There is an application for ripping CDs that comes with most modern Linux distros.  It’s called Paranoia (fucking stupid name) and it’s basically just the exposed guts of what a proper CD ripping application should be.  There is no GUI for Paranoia, so most users who aren’t also Linux programmers won’t ever even know it’s there yet alone what it is.  I’m guessing that the average user switching from Windows would think that “Paranoia” was something bad that they need to get rid of.

You can run Paranoia to rip CDs from the command line, which basically means that if you’re an Über Nerd you get to show off a) how fast you can type and b) how many arcane Unix commands you have memorized.  Normal people do not want to do this.

Here, for a counterpoint style argument, is Über Nerd:

(The following text is to be read in a whiny, cracking, annoying, speech-impediment laden and slobbering voice, full of spittle and body odour.)

“But the Command Line is true power!  Only a complete imbecile would want to use a GUI for anything!  (dork chortle)  GUIs slow you down and eat up valuable processor cycles!  Look at my glorious box!  See how I do everything with only the Command Line!  If you don’t want to learn how to use the Command Line, you shouldn’t be using Linux!  Go back to Windoze!  (extended dork chortle followed by coughing fit and rummaging around a cluttered and filthy desk for an asthma inhaler and the sound of an asthma inhaler being French-kissed and sucked-off)”

Sadly, this sentiment seems to be pretty common among Linux programmers.  I do appreciate the hard work they do in getting everything about a computer to work completely from scratch since the early 90s, but I do not want to learn a hole completely new fucking language to use a computer.  This is what memorizing Unix commands is like, and I’m terrible with memorizing languages, or memorizing anything at all.  And I’m sure most computer users do not want to spend the time it takes to become a programmer just to use a fucking computer.

Yet, this is how Über Nerd sees himself:

Saviour of the world of computers.

I’ve gotten pretty badly derailed from my original rambling about GRip, so let’s jump track and get back, Jack.

GRip is a “Front-End” for Paranoia, which basically means that it’s the part that lets you make settings and use the actual software by clicking on a graphical user interface.  Oh my god!  What an idea!

It took me a while to find out about GRip.  The first Linux CD ripper I tried was bloody terrible.  It only let you rip CDs to 128kbps quality, which is shit.  It also didn’t allow you to alter the names of the tracks that it grabbed from CDDB over the interwebs.  I forget what that application is called, which is a shame because I could more accurately mock it and complain about it if I did.

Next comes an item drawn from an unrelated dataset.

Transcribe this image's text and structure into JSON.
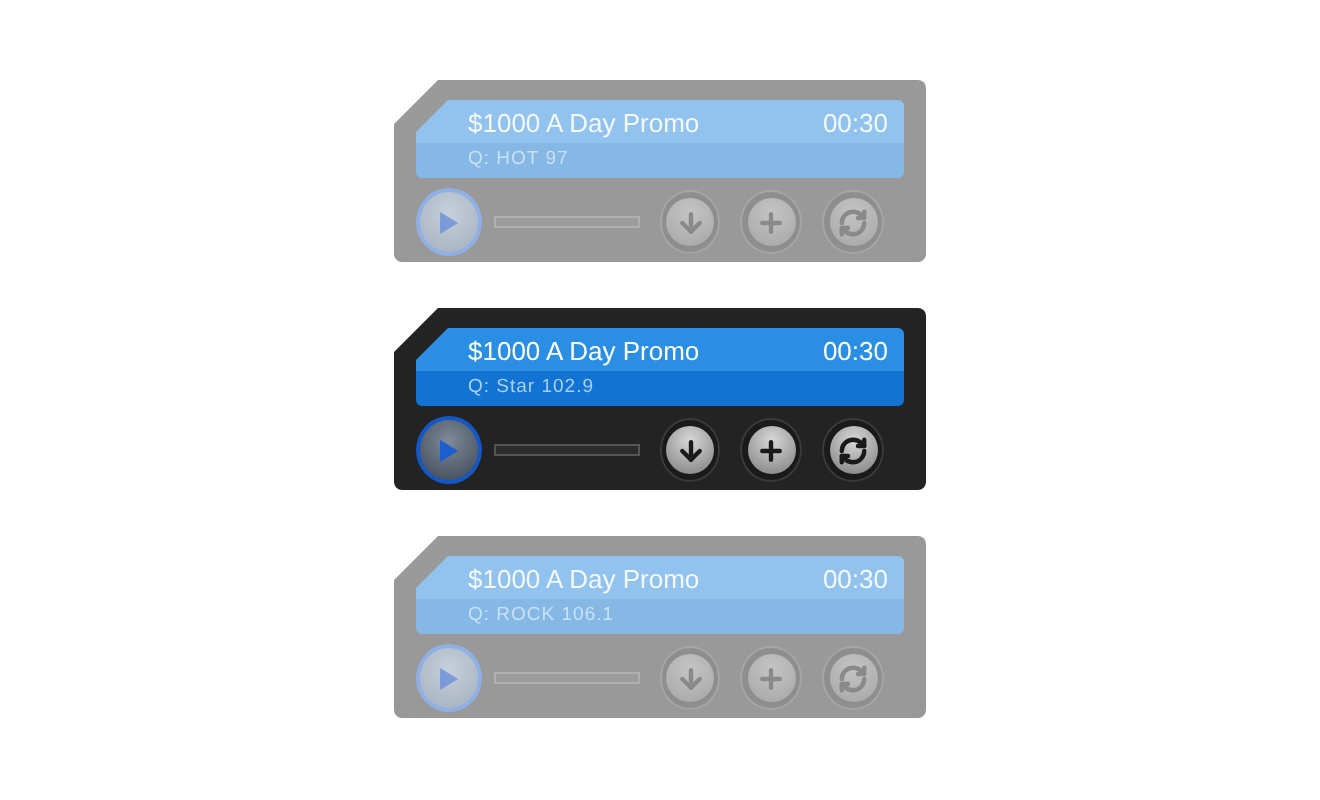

However, GRip served me very well.  It does have a very complicated and inconsistent GUI, but that’s because some programmers tend to forget that not everyone knows where they hid the fucking features the first time they see the application.  But once I got it figured out… solid.

But all good things come to an end.  Today, I found that GRip no longer works properly.  The problem is minor, but it prevents me from changing the names of the tracks that were grabbed from CDDB.  And since GRip is no longer in the Ubuntu repositories for the latest release, I’m guessing it’s no longer being supported.  It’s dead.

After searching in Synaptic, I then discovered another GUI CD ripper called “Ripper X”.  The GUI is much better than what GRip had, but it still suffers from excess amounts of silly.  It’s not the fucking Space Shuttle control panel, it’s an application to copy music.  Sheesh.  But so far I’m impressed.  I can set the quality at 320kbps, I can change the names of the tracks, and I don’t have to worry about the program crashing… so far.  We’ll see how it goes.

If I’m not satisfied with the Linux CD rippers, I can always use dbPowerAmp in Windows.